Records From the Indian Wars 1832-1842
As a two tour Viet Nam combat veteran, I am not personally inclined to celebrate war. Nor am I inclined to glorify my European ancestors' subjugation of the American Indians. But as a genealogist, I confess that I often feel like celebrating the records, and particularly the pension records, left by our ancestor's participation in those early wars.
In July of 1892, the U.S. Congress passed a new law on federal pensions:
"An Act Granting Pensions To The Survivors of The Indian Wars of Eighteen Hundred and Thirty-Two to Eighteen Hundred and Forty-Two, Inclusive, Known as the Blackhawk War, the Creek War, the Cherokee Disturbances, and the Seminole War." Like the pension applications of the much better known Revolutionary War or War of 1812, these Indian Wars applications can be gold mines for genealogists.
Like many of my ancestors, my great-great grandfather, Jacob T. Porter, came to Florida in the early 1820s. By the time that the time that the many increasingly hostile encounters between the natives and the American settlers finally became the "Second Seminole War" (1835-1842), Jacob T. had established his on farm and his own family. And when the call for the militia went out, he stepped up, serving two brief enlistments in 1837 and 1838 before being injured while serving.
Fifty years after the end of that war, having buried two wives and finding himself as an old man with minor children from his 2nd wife, Jacob T. Porter applied for federal pension based on that long-ago federal service. Then about one hundred and ten years after his application, I contacted the National Archives and Records Administration and acquired copies of Jacob's application. What I got was 109 pages of incredible information.
What I found in Jacob Turner Porter's Pension Application File:
- His place and year of birth.
- His exact date of death.
- A physical description of Jacob.
- In a supporting deposition by his brother-in-law, John Mayo, I found the year and place of death for his first wife, Martha mayo, as well as the names of both of her parents, Brittain and Frances Mayo, and the years and places of death of both of her parents.
- The date of his marriage to his 2nd wife, Martha Alice Adkins Foxworth, and the date and place of her death.
- The pension file also included - apparently by accident - the two bounty land applications that Jacob had filed for the land that was available to soldiers serving in the Seminole War. These gave me the legal descriptions for 320 acres of bounty land that he received, leading eventually to the discovery that the cemetery in which he is buried is on land that was originally part of his bounty grant.
- One total surprise in the file was the revelation of three children that Jacob had out of wedlock with his housekeeper after his wife had died. She and the children lived in a separate house on his property, and the children appeared on the census under her surname. After the birth of the third child, Jacob married the housekeeper as his 2nd wife, but she died ahead of Jacob, within two years of the marriage, leaving him as an 80 year old with three minor children. Indeed, much of Jacob's effort to gain a pension seems to have been based on him feeling his own pending mortality and wanting to arrange some income for the children before he died. The pension application contained depositions from several of Jacob Porter's grown children testifying that Jacob had freely acknowledged all three of the children were his and that he had made it known in the community that he was their father.
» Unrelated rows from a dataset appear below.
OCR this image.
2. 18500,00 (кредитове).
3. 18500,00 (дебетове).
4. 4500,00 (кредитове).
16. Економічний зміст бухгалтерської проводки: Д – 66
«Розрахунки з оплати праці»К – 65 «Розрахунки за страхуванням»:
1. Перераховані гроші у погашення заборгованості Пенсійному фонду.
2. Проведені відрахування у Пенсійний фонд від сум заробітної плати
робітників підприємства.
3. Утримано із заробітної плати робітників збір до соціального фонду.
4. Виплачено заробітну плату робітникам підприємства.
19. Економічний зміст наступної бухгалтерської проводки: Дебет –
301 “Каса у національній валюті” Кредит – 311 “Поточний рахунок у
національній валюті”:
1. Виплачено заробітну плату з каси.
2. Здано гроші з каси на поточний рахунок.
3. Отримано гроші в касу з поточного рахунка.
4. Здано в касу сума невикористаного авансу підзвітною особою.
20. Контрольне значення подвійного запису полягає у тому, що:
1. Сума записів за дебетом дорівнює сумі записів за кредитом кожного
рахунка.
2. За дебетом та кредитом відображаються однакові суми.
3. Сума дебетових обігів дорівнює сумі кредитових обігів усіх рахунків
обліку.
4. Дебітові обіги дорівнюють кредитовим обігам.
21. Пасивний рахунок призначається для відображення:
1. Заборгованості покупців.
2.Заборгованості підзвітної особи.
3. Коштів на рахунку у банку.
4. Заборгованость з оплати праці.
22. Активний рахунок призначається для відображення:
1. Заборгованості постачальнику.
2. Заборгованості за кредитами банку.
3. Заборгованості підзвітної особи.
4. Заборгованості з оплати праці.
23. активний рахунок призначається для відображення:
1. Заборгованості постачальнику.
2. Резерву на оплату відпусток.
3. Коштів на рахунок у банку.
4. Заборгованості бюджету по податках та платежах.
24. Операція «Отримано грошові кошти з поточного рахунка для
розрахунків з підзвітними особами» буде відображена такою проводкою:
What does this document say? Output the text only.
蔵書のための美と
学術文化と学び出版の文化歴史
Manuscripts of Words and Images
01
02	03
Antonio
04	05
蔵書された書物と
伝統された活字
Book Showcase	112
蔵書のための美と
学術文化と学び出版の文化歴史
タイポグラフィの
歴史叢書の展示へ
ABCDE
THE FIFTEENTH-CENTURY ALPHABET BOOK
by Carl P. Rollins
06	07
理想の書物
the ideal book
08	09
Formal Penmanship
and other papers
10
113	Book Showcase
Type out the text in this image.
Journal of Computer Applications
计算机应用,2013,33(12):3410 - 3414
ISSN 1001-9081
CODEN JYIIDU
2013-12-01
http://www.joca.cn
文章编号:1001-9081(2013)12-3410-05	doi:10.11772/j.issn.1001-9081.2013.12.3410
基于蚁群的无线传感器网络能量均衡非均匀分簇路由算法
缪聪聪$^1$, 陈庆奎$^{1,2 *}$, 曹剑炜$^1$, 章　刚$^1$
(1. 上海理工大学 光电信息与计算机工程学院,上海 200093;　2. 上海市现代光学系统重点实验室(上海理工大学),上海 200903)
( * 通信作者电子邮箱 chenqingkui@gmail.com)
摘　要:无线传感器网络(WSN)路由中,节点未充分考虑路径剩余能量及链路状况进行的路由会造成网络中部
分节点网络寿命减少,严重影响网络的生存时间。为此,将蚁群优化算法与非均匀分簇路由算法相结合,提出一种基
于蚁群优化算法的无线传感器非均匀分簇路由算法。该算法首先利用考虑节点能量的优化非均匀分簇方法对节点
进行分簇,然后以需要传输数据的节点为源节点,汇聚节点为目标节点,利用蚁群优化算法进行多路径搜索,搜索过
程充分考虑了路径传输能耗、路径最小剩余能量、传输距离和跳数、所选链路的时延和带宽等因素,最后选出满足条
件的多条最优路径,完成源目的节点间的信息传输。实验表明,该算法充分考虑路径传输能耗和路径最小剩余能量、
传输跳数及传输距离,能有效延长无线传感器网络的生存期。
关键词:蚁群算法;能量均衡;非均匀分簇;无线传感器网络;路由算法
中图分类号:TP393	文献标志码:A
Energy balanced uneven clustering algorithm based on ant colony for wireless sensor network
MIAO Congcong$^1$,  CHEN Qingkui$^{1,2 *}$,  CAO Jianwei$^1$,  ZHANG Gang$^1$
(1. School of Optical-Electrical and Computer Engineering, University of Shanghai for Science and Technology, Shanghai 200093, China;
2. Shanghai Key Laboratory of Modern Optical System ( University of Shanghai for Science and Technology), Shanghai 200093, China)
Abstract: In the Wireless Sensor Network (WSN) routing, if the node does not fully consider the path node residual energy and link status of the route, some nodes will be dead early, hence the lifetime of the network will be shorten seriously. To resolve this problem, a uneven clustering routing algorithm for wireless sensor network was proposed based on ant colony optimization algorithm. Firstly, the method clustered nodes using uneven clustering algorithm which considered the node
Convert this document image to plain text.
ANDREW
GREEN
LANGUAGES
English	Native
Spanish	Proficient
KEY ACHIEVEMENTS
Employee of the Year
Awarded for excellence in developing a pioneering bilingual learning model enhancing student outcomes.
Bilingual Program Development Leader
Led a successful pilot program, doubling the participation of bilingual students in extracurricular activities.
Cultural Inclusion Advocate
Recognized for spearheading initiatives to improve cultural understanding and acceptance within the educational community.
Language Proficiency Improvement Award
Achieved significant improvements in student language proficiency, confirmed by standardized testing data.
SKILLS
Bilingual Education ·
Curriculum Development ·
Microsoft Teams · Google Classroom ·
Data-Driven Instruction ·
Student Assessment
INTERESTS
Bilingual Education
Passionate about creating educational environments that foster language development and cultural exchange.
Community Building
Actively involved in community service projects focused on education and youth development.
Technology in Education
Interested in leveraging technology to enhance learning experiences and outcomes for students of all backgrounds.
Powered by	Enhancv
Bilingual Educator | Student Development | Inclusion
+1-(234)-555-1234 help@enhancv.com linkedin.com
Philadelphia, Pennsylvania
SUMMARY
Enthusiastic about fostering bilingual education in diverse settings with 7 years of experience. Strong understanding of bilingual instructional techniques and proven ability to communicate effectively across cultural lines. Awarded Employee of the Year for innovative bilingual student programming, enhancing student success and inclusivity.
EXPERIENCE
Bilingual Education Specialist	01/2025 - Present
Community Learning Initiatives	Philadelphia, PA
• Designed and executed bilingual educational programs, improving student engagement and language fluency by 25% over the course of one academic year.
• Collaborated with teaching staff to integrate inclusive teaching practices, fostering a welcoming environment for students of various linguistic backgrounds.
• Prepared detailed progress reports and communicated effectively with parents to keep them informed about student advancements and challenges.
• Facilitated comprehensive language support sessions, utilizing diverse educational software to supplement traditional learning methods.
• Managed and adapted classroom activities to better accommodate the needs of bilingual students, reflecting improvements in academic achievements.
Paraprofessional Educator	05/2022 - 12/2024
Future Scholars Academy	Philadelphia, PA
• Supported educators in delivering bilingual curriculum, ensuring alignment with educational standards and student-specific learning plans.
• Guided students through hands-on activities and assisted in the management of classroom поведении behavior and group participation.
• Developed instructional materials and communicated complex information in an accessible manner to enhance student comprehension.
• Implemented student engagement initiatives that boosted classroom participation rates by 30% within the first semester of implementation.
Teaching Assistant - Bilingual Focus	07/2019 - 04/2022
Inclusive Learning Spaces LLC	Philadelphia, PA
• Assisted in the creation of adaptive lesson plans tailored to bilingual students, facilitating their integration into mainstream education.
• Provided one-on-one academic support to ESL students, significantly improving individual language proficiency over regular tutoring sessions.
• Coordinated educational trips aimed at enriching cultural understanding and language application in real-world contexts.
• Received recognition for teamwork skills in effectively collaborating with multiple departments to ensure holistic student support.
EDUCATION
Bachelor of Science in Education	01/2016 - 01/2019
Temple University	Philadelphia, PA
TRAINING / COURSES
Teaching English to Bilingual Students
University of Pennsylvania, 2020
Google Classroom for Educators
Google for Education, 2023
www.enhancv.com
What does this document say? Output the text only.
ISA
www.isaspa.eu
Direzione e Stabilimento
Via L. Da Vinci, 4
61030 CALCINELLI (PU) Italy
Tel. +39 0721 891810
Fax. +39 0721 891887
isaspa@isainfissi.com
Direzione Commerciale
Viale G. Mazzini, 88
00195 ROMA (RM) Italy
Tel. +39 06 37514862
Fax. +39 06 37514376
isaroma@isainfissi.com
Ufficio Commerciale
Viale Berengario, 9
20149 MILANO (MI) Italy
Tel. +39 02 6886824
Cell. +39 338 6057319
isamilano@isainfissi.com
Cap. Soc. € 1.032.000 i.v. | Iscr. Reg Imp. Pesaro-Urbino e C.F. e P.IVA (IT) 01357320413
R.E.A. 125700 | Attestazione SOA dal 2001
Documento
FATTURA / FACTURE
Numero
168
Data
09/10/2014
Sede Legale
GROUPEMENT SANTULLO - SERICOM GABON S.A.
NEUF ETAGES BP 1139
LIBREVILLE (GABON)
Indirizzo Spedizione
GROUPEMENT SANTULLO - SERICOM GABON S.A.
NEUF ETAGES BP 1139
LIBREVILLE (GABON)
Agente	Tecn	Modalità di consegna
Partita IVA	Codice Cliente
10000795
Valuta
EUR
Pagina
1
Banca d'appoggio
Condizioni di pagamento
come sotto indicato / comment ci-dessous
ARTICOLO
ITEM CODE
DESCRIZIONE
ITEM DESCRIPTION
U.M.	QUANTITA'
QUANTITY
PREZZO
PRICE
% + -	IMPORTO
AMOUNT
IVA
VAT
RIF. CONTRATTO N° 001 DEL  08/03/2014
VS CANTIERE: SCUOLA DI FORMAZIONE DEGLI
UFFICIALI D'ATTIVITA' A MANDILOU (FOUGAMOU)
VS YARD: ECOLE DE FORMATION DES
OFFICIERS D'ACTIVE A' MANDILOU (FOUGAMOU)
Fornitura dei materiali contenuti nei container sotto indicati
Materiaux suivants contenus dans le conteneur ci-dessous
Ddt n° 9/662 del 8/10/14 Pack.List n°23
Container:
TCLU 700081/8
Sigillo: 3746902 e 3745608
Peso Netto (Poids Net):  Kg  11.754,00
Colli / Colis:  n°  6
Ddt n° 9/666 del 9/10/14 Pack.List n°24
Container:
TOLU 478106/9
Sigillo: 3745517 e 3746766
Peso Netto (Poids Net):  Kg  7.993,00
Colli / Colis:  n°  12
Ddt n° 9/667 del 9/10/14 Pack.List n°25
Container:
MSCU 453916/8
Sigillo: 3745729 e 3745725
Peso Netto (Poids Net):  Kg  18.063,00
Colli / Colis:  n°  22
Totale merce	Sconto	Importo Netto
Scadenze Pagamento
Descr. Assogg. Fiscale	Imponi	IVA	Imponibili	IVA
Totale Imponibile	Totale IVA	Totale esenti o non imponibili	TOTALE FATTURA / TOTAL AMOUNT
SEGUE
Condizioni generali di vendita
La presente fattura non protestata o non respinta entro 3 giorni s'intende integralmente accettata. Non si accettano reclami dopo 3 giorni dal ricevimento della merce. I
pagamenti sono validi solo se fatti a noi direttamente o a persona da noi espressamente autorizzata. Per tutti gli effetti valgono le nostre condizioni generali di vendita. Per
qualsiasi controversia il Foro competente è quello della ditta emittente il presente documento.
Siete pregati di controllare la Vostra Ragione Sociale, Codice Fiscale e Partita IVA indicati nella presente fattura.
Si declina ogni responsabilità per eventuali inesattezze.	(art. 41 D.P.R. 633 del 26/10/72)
These three children never appeared in a census with the name Porter prior to 1900, by which time they had left the county. Without the pension file, I would probably have never connected them to Jacob.
- As pointed out just above, several of Jacob's children gave depositions in support his pension application, and still others witnessed documents - providing direct evidence of their connection to Jacob.
- One of the best finds of all was a war story of how Jacob received a back injury that troubled him for the rest of his life and which made it impossible for him work when he got old. The story was related by Jacob and sworn to in signed and witnessed depositions by three of the men who served with him during the Seminole War. Here is the story in Jacob T. Porter's on words as written in his pension application:
After reading that, I was reminded of a tv commercial that I saw some time ago - I no longer remember what was being sold or the exact words, but the spirit of the slogan stuck with me and seems fitting for how I feel about this pension application. " Finding all of those glorious facts about my family is really cool, but finding our that I descend from a man who was resurrected? Priceless.
FYI, Jacob Turner Porter was awarded a pension for his service in the Seminole War. Unfortunately, he died four days before the first payment arrived in the post office in nearby Marianna, Florida. The postman was required by law to return the money to Washington, D. C. George Porter, Jacob's son kept up the fight to get the kids Jacob's pension for another two years - but they never got a dime.